More to come on this topic as I continue to flush it out with the passage I’m preaching on. I don’t want to jade any comments so please, comment away with whatever comes to mind.
like a deer in the headlights
I spent this past week up in the glorious mountains at the 126th Annual Meeting of the Evangelical Covenant Church. Oh yeah, and the Feast, which was also fun. In case you don’t know, the Feast is an event for families, it happens every three years and consists of worship, family activities, learning experiences and time to refresh your soul. The Annual Meeting is for church delegates and pastors to get together and do the business side of running a denomination. There’s voting, ordaining, remembering, updating and lots and lots of corny jokes.
My role for the weekend was basically to do whatever the Events staff needed done. It included checking people in, driving shuttles, picking up Starbucks VIA, ushering, greeting, moving boxes, and a variety of other jobs. There was also worship and lots of fancy phrases like, “I move to resolve…” and “All in favor say ….” But for me there were much more important moments.
I was looking forward to this time in Estes Park mostly because I was going to get the chance to hang out with some very good friends that I had missed during my first few weeks of summer. However, I had no idea how much fun I would have and how renewed I would feel after this week (Or how tired I would be after helping with these events…seriously, so tired).
There were a lot of fun moments, including going on the zip line through through the mountain scenery with some dear friends, worship, sharing some of my story in front of a very large crowd of people, sharing laughter with friends that were new and old, and even some trips to Starbucks.
However, probably the most significant time was spent processing some of my recent discoveries about the last year of life. This happened in various ways, with others and by myself and I’m thankful for all of them. Being home this time has been much harder than past times. I think a lot of that has to do with the fact that Colorado no longer really feels like home. I’m realizing that the life that I built in Chicago is a significant one. I’m involved in a church, I have friends who wade though the depths with me, I go to school, I (sort of) have a job … I have a complete life. And that’s not to say that I don’t love Colorado, or that I don’t love the people here. It’s merely to say that I am different then I was when I lived here and this is more of a place that I visit than a place that I live.

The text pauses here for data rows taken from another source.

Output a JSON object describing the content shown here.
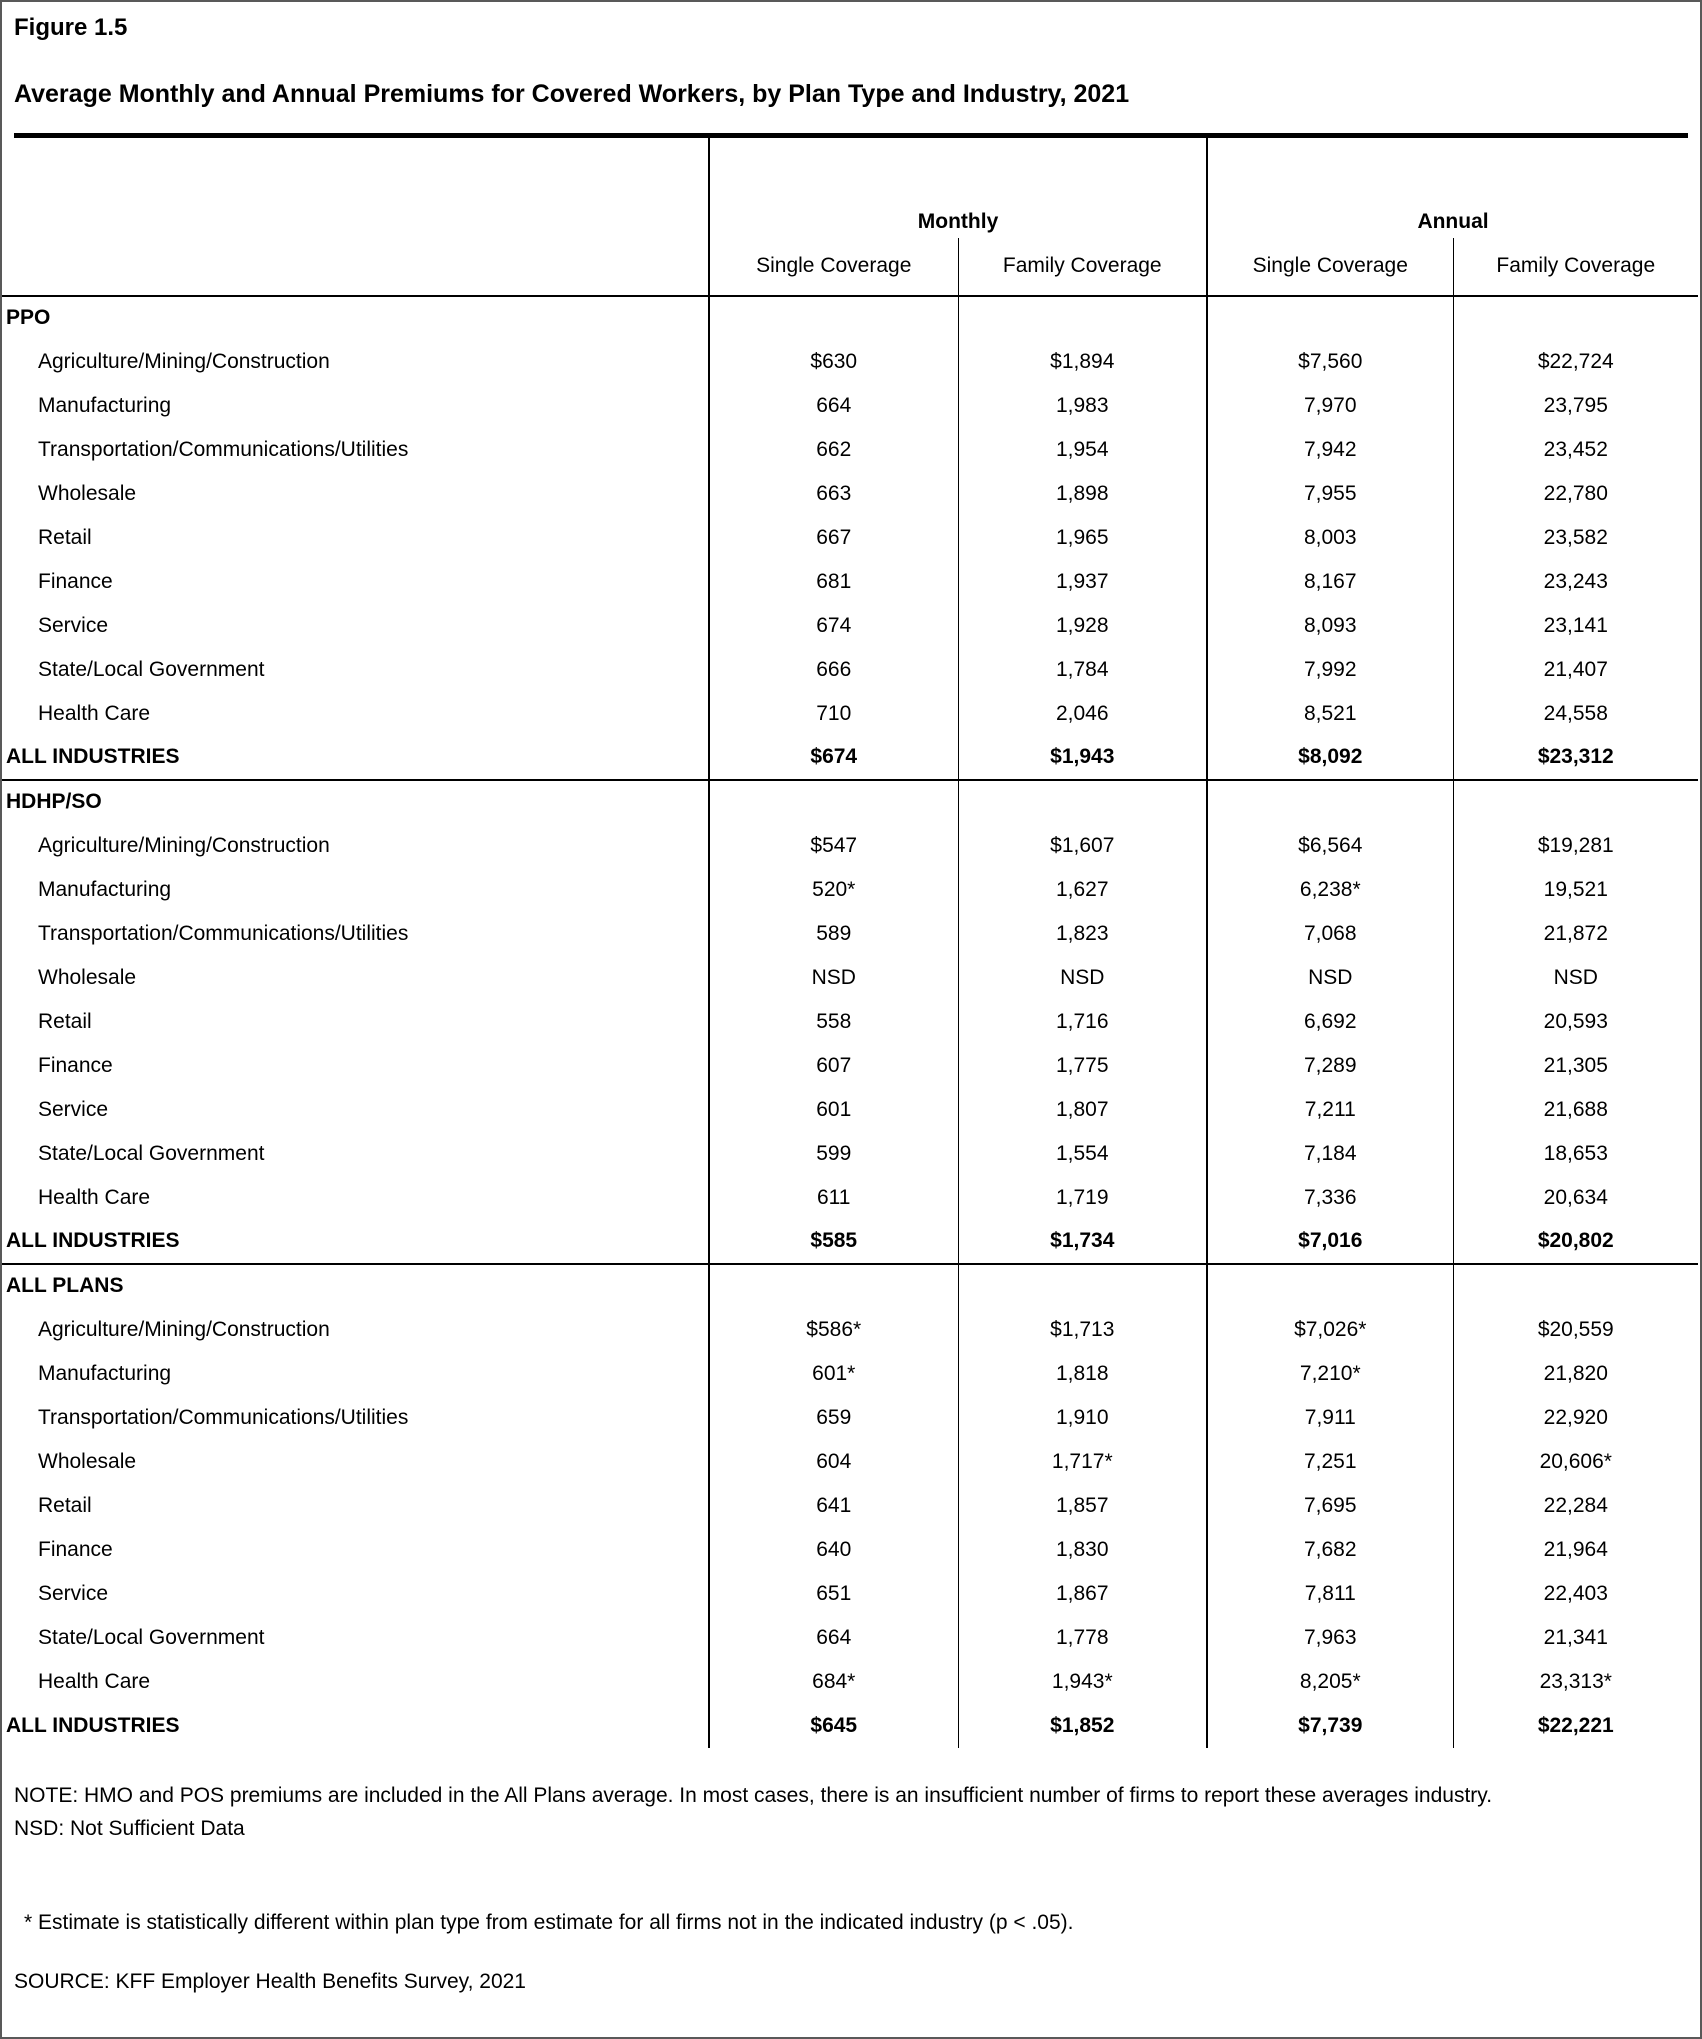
{
  "figure_label": "Figure 1.5",
  "title": "Average Monthly and Annual Premiums for Covered Workers, by Plan Type and Industry, 2021",
  "table": {
    "col_groups": [
      "Monthly",
      "Annual"
    ],
    "sub_headers": [
      "Single Coverage",
      "Family Coverage",
      "Single Coverage",
      "Family Coverage"
    ],
    "sections": [
      {
        "name": "PPO",
        "rows": [
          {
            "label": "Agriculture/Mining/Construction",
            "values": [
              "$630",
              "$1,894",
              "$7,560",
              "$22,724"
            ]
          },
          {
            "label": "Manufacturing",
            "values": [
              "664",
              "1,983",
              "7,970",
              "23,795"
            ]
          },
          {
            "label": "Transportation/Communications/Utilities",
            "values": [
              "662",
              "1,954",
              "7,942",
              "23,452"
            ]
          },
          {
            "label": "Wholesale",
            "values": [
              "663",
              "1,898",
              "7,955",
              "22,780"
            ]
          },
          {
            "label": "Retail",
            "values": [
              "667",
              "1,965",
              "8,003",
              "23,582"
            ]
          },
          {
            "label": "Finance",
            "values": [
              "681",
              "1,937",
              "8,167",
              "23,243"
            ]
          },
          {
            "label": "Service",
            "values": [
              "674",
              "1,928",
              "8,093",
              "23,141"
            ]
          },
          {
            "label": "State/Local Government",
            "values": [
              "666",
              "1,784",
              "7,992",
              "21,407"
            ]
          },
          {
            "label": "Health Care",
            "values": [
              "710",
              "2,046",
              "8,521",
              "24,558"
            ]
          }
        ],
        "total": {
          "label": "ALL INDUSTRIES",
          "values": [
            "$674",
            "$1,943",
            "$8,092",
            "$23,312"
          ]
        }
      },
      {
        "name": "HDHP/SO",
        "rows": [
          {
            "label": "Agriculture/Mining/Construction",
            "values": [
              "$547",
              "$1,607",
              "$6,564",
              "$19,281"
            ]
          },
          {
            "label": "Manufacturing",
            "values": [
              "520*",
              "1,627",
              "6,238*",
              "19,521"
            ]
          },
          {
            "label": "Transportation/Communications/Utilities",
            "values": [
              "589",
              "1,823",
              "7,068",
              "21,872"
            ]
          },
          {
            "label": "Wholesale",
            "values": [
              "NSD",
              "NSD",
              "NSD",
              "NSD"
            ]
          },
          {
            "label": "Retail",
            "values": [
              "558",
              "1,716",
              "6,692",
              "20,593"
            ]
          },
          {
            "label": "Finance",
            "values": [
              "607",
              "1,775",
              "7,289",
              "21,305"
            ]
          },
          {
            "label": "Service",
            "values": [
              "601",
              "1,807",
              "7,211",
              "21,688"
            ]
          },
          {
            "label": "State/Local Government",
            "values": [
              "599",
              "1,554",
              "7,184",
              "18,653"
            ]
          },
          {
            "label": "Health Care",
            "values": [
              "611",
              "1,719",
              "7,336",
              "20,634"
            ]
          }
        ],
        "total": {
          "label": "ALL INDUSTRIES",
          "values": [
            "$585",
            "$1,734",
            "$7,016",
            "$20,802"
          ]
        }
      },
      {
        "name": "ALL PLANS",
        "rows": [
          {
            "label": "Agriculture/Mining/Construction",
            "values": [
              "$586*",
              "$1,713",
              "$7,026*",
              "$20,559"
            ]
          },
          {
            "label": "Manufacturing",
            "values": [
              "601*",
              "1,818",
              "7,210*",
              "21,820"
            ]
          },
          {
            "label": "Transportation/Communications/Utilities",
            "values": [
              "659",
              "1,910",
              "7,911",
              "22,920"
            ]
          },
          {
            "label": "Wholesale",
            "values": [
              "604",
              "1,717*",
              "7,251",
              "20,606*"
            ]
          },
          {
            "label": "Retail",
            "values": [
              "641",
              "1,857",
              "7,695",
              "22,284"
            ]
          },
          {
            "label": "Finance",
            "values": [
              "640",
              "1,830",
              "7,682",
              "21,964"
            ]
          },
          {
            "label": "Service",
            "values": [
              "651",
              "1,867",
              "7,811",
              "22,403"
            ]
          },
          {
            "label": "State/Local Government",
            "values": [
              "664",
              "1,778",
              "7,963",
              "21,341"
            ]
          },
          {
            "label": "Health Care",
            "values": [
              "684*",
              "1,943*",
              "8,205*",
              "23,313*"
            ]
          }
        ],
        "total": {
          "label": "ALL INDUSTRIES",
          "values": [
            "$645",
            "$1,852",
            "$7,739",
            "$22,221"
          ]
        }
      }
    ]
  },
  "notes": {
    "note": "NOTE: HMO and POS premiums are included in the All Plans average. In most cases, there is an insufficient number of firms to report these averages industry.",
    "nsd": "NSD: Not Sufficient Data",
    "asterisk": "* Estimate is statistically different within plan type from estimate for all firms not in the indicated industry (p < .05).",
    "source": "SOURCE: KFF Employer Health Benefits Survey, 2021"
  }
}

Life is meant to be lived alongside others. I am so very thankful for the people that God has placed in my life this year. Even if some of them are moving on from Seminary and even if my community will look differently next year than it did this year, I am excited to get back to Chicago and see what God has for this year. It should be a good one.
This past week was full of moments where I could do nothing but stand in awe at God’s work in my life and the lives of my friends, and in awe of his love for us. It almost felt like I was a deer in the headlights, as though I couldn’t move, I couldn’t breathe, all I could do was stare at his glory. Those moments in life are the kinds of things that keep me in check. Keep me smiling and trucking on when things are harder than they should be, harder than God intended them to be. Because this life…it’s unfair at times. And in those times it’s good to reach back and see where God has been faithful to you.